Cenário Geopolítico de 2025
Tensão entre Estados Unidos e China
O economista-chefe da Itaú Asset, Thomas Wu, comenta que o ano de 2025 foi caracterizado por um aumento nas tensões geopolíticas, destacando que o cenário global se tornou mais "tenso". Nesse contexto, a corrida armamentista ressurgiu, com foco nas duas principais economias do mundo: Estados Unidos e China.
Dependência de Terras Raras
Por trás desse novo impulso militar está a dependência global de terras raras, o que coloca o Brasil em uma posição geopolítica diferenciada em comparação com outras economias. O país possui a segunda maior reserva de terras raras do mundo, detendo cerca de 50% das reservas da China, que é o maior produtor desse recurso.
Thomas Wu considera que essa situação representa um "presente geopolítico". Ele afirma que “o mundo nos dá oportunidades interessantes: sobrevivência e estratégia de segurança passam por um fornecedor de terras raras que não é a China, é a gente”. Esta declaração foi feita durante o evento "Perspectivas 2026", promovido pela Itaú Asset no dia 11 de agosto.
Oposição entre EUA e China
Na análise de Wu, os Estados Unidos precisam se preparar militarmente para prevenir um possível conflito com a China, ao mesmo tempo em que dependem da importação de terras raras, um recurso que a China controla.
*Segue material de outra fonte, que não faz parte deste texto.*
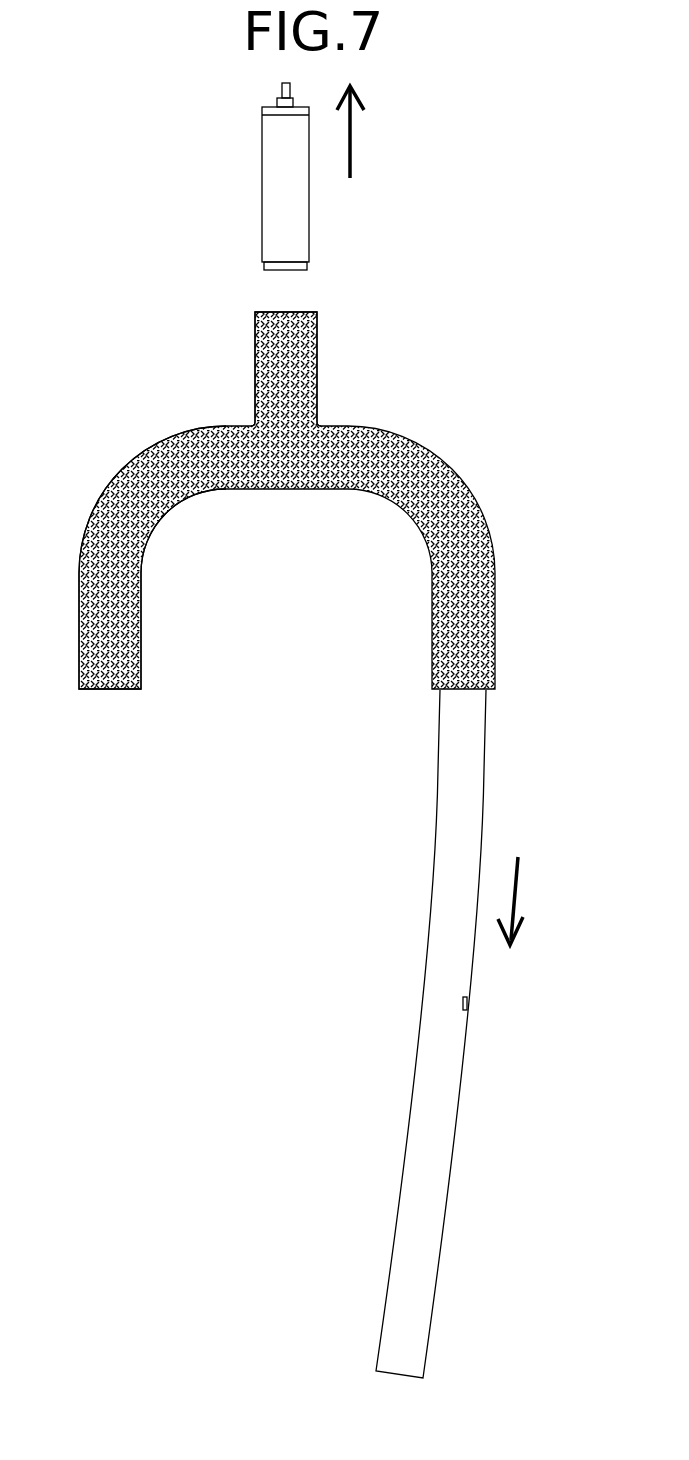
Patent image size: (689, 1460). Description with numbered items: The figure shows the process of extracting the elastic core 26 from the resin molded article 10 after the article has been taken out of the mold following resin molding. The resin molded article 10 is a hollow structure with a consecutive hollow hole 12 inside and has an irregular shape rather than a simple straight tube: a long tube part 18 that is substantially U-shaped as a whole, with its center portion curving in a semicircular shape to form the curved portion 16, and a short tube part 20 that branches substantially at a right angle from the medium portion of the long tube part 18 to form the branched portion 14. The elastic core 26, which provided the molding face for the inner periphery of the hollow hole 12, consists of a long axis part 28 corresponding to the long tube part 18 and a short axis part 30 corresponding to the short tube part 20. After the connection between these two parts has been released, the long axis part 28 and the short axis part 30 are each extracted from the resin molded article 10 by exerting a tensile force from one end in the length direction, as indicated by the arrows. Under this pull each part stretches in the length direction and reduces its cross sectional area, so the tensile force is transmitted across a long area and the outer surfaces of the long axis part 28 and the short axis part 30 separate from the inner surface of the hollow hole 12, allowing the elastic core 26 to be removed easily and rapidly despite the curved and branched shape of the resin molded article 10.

The resin molded article 10 is at (281, 500).
The hollow hole 12 is at (440, 480).
The branched portion 14 is at (250, 419).
The curved portion 16 is at (101, 472).
The long tube part 18 is at (132, 628).
The short tube part 20 is at (303, 382).
The elastic core 26 is at (434, 730).
The long axis part 28 is at (472, 795).
The short axis part 30 is at (290, 212).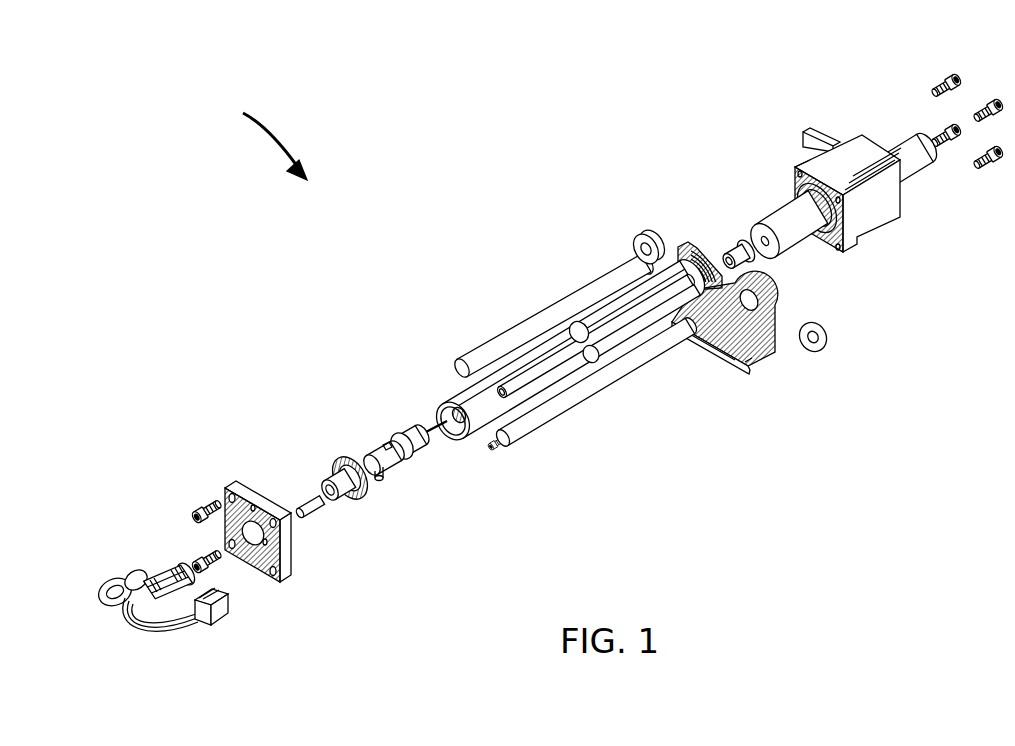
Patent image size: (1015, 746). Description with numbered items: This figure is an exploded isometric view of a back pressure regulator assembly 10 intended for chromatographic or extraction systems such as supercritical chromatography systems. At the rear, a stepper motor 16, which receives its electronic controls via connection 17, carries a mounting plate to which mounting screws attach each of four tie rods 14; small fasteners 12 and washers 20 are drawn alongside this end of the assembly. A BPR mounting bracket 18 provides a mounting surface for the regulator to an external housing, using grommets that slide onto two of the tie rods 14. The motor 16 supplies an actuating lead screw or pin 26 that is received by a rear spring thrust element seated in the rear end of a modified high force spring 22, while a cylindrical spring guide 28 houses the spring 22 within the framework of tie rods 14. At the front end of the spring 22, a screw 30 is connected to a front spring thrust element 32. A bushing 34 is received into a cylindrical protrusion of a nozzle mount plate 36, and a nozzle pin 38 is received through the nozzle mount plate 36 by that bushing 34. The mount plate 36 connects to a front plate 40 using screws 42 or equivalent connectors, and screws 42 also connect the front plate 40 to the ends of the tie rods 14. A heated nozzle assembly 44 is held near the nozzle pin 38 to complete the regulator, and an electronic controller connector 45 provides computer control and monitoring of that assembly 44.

The back pressure regulator assembly 10 is at (261, 134).
The fastener 12 is at (946, 77).
The tie rods 14 is at (540, 368).
The stepper motor 16 is at (850, 252).
The connection 17 is at (811, 130).
The BPR mounting bracket 18 is at (763, 368).
The washer 20 is at (640, 230).
The modified high force spring 22 is at (645, 363).
The actuating lead screw or pin 26 is at (764, 257).
The cylindrical spring guide 28 is at (590, 328).
The screw 30 is at (440, 436).
The front spring thrust element 32 is at (410, 460).
The bushing 34 is at (383, 451).
The nozzle mount plate 36 is at (352, 503).
The nozzle pin 38 is at (301, 516).
The front plate 40 is at (250, 494).
The screws 42 is at (393, 468).
The heated nozzle assembly 44 is at (165, 577).
The electronic controller connector 45 is at (173, 635).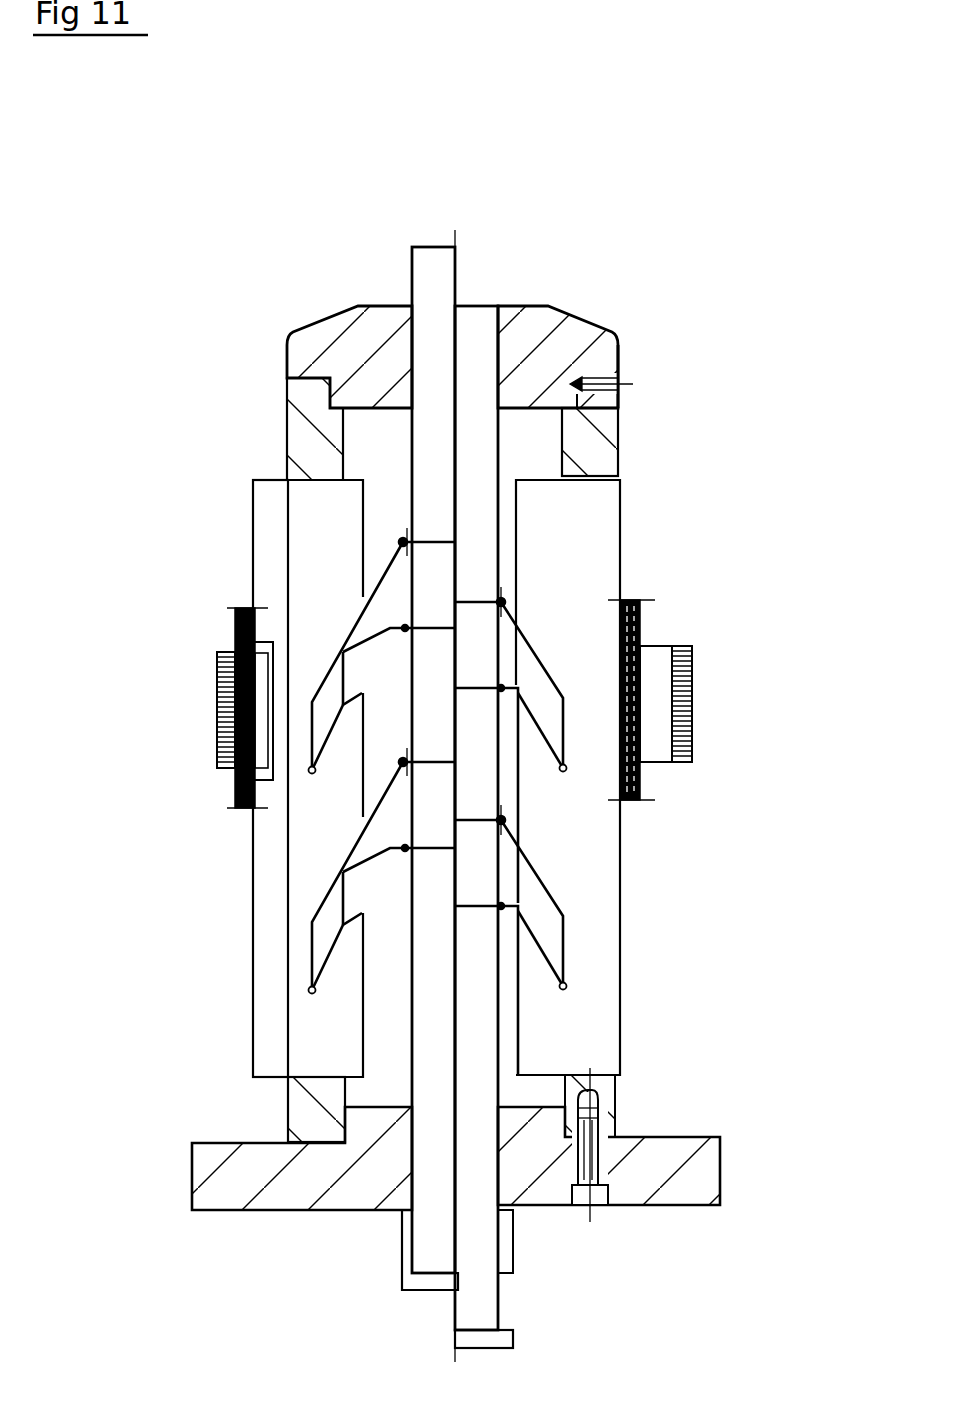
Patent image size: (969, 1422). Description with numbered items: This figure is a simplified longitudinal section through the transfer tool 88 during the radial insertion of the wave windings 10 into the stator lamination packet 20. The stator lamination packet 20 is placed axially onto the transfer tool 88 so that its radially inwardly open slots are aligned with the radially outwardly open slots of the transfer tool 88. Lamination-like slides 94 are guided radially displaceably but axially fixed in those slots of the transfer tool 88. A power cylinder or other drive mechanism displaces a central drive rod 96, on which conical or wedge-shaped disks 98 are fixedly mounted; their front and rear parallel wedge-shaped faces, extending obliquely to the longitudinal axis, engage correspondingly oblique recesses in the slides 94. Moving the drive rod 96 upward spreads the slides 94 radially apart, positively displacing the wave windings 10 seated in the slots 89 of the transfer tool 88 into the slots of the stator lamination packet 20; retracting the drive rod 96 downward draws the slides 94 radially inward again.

The central drive rod 96 is at (470, 343).
The transfer tool 88 is at (553, 298).
The lamination-like slides 94 is at (278, 513).
The wedge-shaped disks 98 is at (543, 917).
The slot of the transfer tool 89 is at (238, 628).
The wave windings 10 is at (644, 611).
The stator lamination packet 20 is at (685, 741).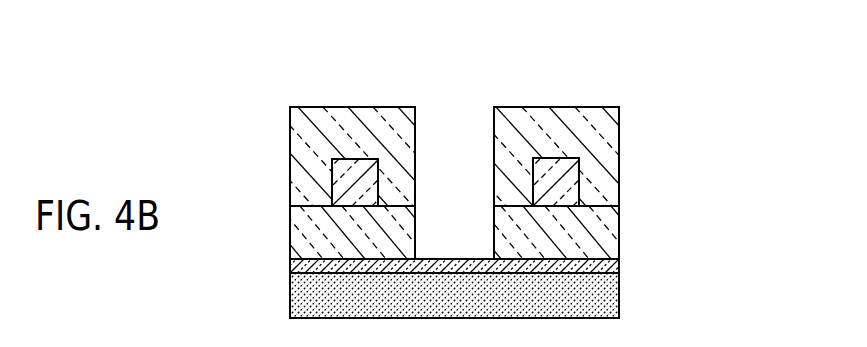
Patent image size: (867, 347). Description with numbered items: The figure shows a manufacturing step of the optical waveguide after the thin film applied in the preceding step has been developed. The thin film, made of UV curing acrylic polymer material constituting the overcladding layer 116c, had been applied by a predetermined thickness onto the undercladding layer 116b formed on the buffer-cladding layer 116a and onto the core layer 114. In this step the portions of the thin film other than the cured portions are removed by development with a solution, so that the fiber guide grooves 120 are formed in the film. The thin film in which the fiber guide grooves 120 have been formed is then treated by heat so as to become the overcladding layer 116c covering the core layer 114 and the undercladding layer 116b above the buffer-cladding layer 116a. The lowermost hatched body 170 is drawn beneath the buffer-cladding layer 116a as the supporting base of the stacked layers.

The fiber guide groove 120 is at (494, 168).
The overcladding layer 116c is at (588, 120).
The core layer 114 is at (567, 183).
The undercladding layer 116b is at (603, 212).
The buffer-cladding layer 116a is at (605, 266).
The substrate 170 is at (605, 305).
Ele observa que o governo chinês impôs restrições na venda de terras raras para os EUA, identificando essa situação como um "gargalo" na estratégia americana.
Oportunidade para o Brasil
Dentro desse cenário, o Brasil está bem posicionado para se tornar um “parte da solução”, atuando como um dos principais fornecedores de terras raras aos Estados Unidos. Wu argumenta que essa possibilidade confere ao Brasil uma "vantagem geopolítica gigante". Apesar de ressaltar que as terras raras não necessariamente farão as exportações do Brasil triplicarem, ele enfatiza a importância estratégica dessa posição no xadrez geopolítico.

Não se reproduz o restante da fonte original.